Le roman s’inscrit dans un futur particulièrement sombre : si, politiquement, l’Europe semble unie et prête à se désigner un président, la pollution est omniprésente (l’eau du robinet n’est plus potable), et les tensions entre communautés ont atteint un paroxysme. Politiciens et truands sont de mèche (c’est l’un des ressorts de nombreux polars…). Dans cette société inhumaine, se marginaliser et vivre hors la loi devient pratiquement une preuve d’humanité.  Du passé de Simon, on ne sait pas grand-chose, mais ce qu’on en sait le présente comme un individu qui a fait de la prison – sans que l’on sache pourquoi. Les 5 jeunes gens sont tous plus ou moins issus de « bonnes »familles, et ont rompu avec elles. Reste donc la route, qu’ils parcourent en moto, façon Easy Rider…, les plages et les chambres d’hôtel. Se marginaliser, c’est vouloir être libre, mais quel est le prix à payer pour cette liberté ?

Le roman pose aussi une relation particulière entre un homme et un chien, philosophes désabusés tous les deux. Ils conversent, et le chien a un point de vue sur le monde, une capacité à réfléchir mais aussi à agir. L’auteure a la subtilité de ne pas faire « parler » le chien. Mais l’écriture montre qu’ils se comprennent, et rend compte des positions du chien, à travers ce que Simon comprend, ou ce que les autres perçoivent de cette relation. Et par bien des aspects, le chien se révèle plus humain que nombre de personnages…

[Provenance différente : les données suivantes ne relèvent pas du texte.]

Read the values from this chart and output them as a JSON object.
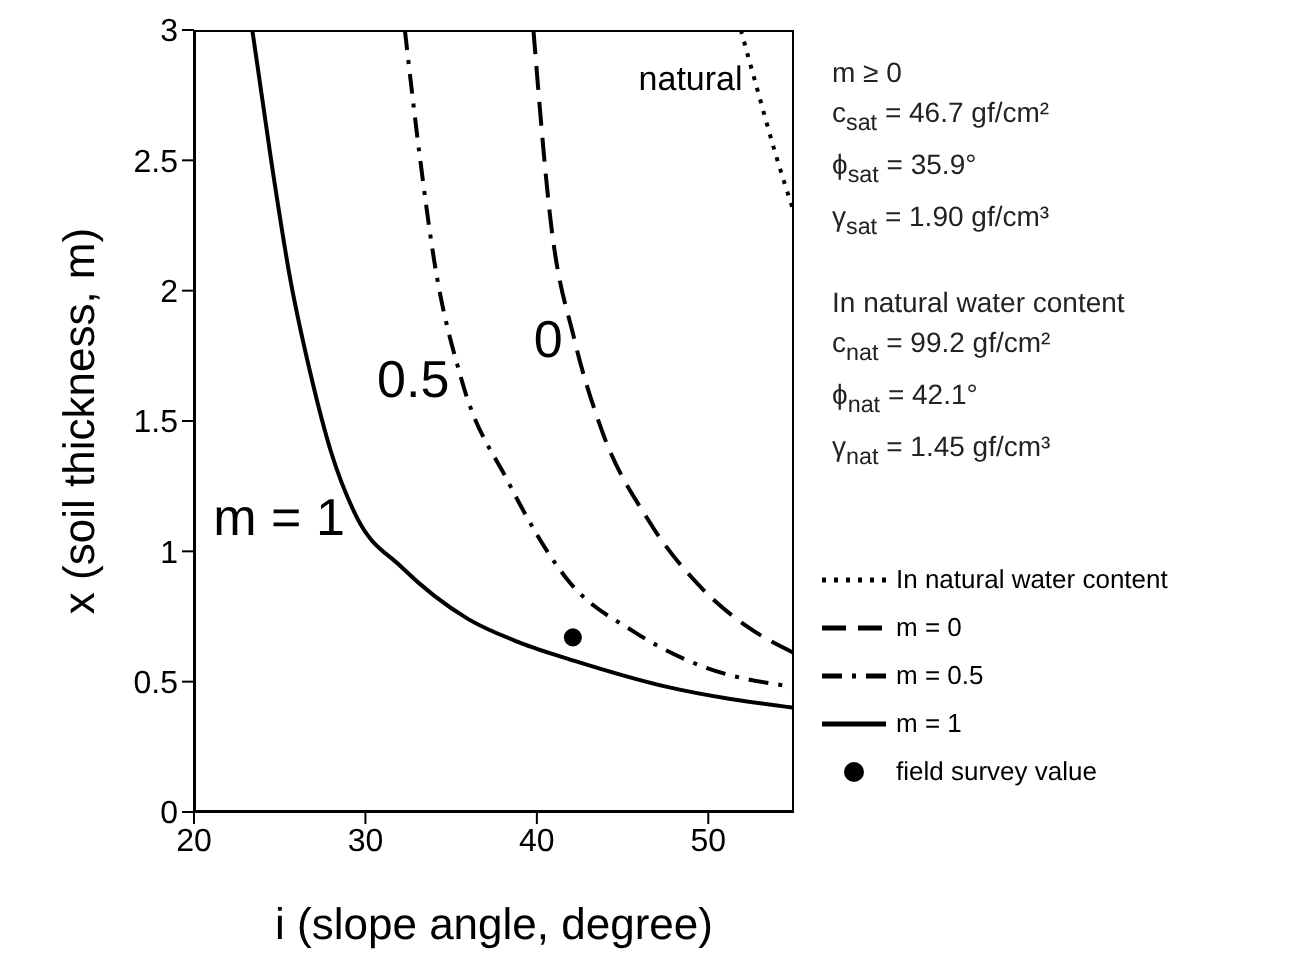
{
  "chart_data": {
    "type": "line",
    "xlabel": "i (slope angle, degree)",
    "ylabel": "x (soil thickness, m)",
    "xlim": [
      20,
      55
    ],
    "xticks": [
      20,
      30,
      40,
      50
    ],
    "ylim": [
      0,
      3
    ],
    "yticks": [
      0,
      0.5,
      1,
      1.5,
      2,
      2.5,
      3
    ],
    "legend": "right",
    "marker": "none",
    "series": [
      {
        "name": "In natural water content",
        "color": "#000000",
        "line_style": "dotted",
        "x": [
          51.9,
          52.7,
          53.9,
          55
        ],
        "values": [
          3,
          2.81,
          2.53,
          2.3
        ]
      },
      {
        "name": "m =  0",
        "color": "#000000",
        "line_style": "dashed",
        "x": [
          39.8,
          40.8,
          42.2,
          43.7,
          46.5,
          49.6,
          52.3,
          55
        ],
        "values": [
          3,
          2.27,
          1.81,
          1.48,
          1.12,
          0.86,
          0.71,
          0.61
        ]
      },
      {
        "name": "m =  0.5",
        "color": "#000000",
        "line_style": "dashdot",
        "x": [
          32.3,
          33.2,
          34,
          35.6,
          38.3,
          41.8,
          45.7,
          49.6,
          55
        ],
        "values": [
          3,
          2.5,
          2.12,
          1.66,
          1.27,
          0.89,
          0.69,
          0.56,
          0.48
        ]
      },
      {
        "name": "m =  1",
        "color": "#000000",
        "line_style": "solid",
        "x": [
          23.4,
          24.5,
          25.6,
          26.8,
          28,
          29.5,
          32.1,
          36,
          39,
          42.2,
          47.6,
          55
        ],
        "values": [
          3,
          2.5,
          2.05,
          1.68,
          1.38,
          1.13,
          0.94,
          0.74,
          0.65,
          0.58,
          0.48,
          0.4
        ]
      },
      {
        "name": "field survey value",
        "type": "scatter",
        "marker": "circle",
        "color": "#000000",
        "x": [
          42.1
        ],
        "values": [
          0.67
        ]
      }
    ],
    "annotations": [
      {
        "text": "natural",
        "x": 52.7,
        "y": 2.81
      },
      {
        "text": "0",
        "x": 42.2,
        "y": 1.81
      },
      {
        "text": "0.5",
        "x": 35.6,
        "y": 1.66
      },
      {
        "text": "m = 1",
        "x": 29.5,
        "y": 1.13
      },
      "m ≥ 0",
      "c$_{sat}$ = 46.7 gf/cm²",
      "ϕ$_{sat}$ = 35.9°",
      "γ$_{sat}$ = 1.90 gf/cm³",
      "In natural water content",
      "c$_{nat}$ = 99.2 gf/cm²",
      "ϕ$_{nat}$ = 42.1°",
      "γ$_{nat}$ = 1.45 gf/cm³"
    ]
  }
}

Ce roman vaut enfin par son écriture, qui, paradoxalement, dans un polar où l’action prime, joue abondamment de l’imparfait. C’est dire que l’arrière-plan – la société, les pensées des personnages – passe souvent au premier plan. Il y a là un ton particulier, une langue particulière, qui installent une distance propre à la réflexion du lecteur.

Un polar qui ne laissera pas indifférent, et qui pose de nombreux problèmes liés à notre monde.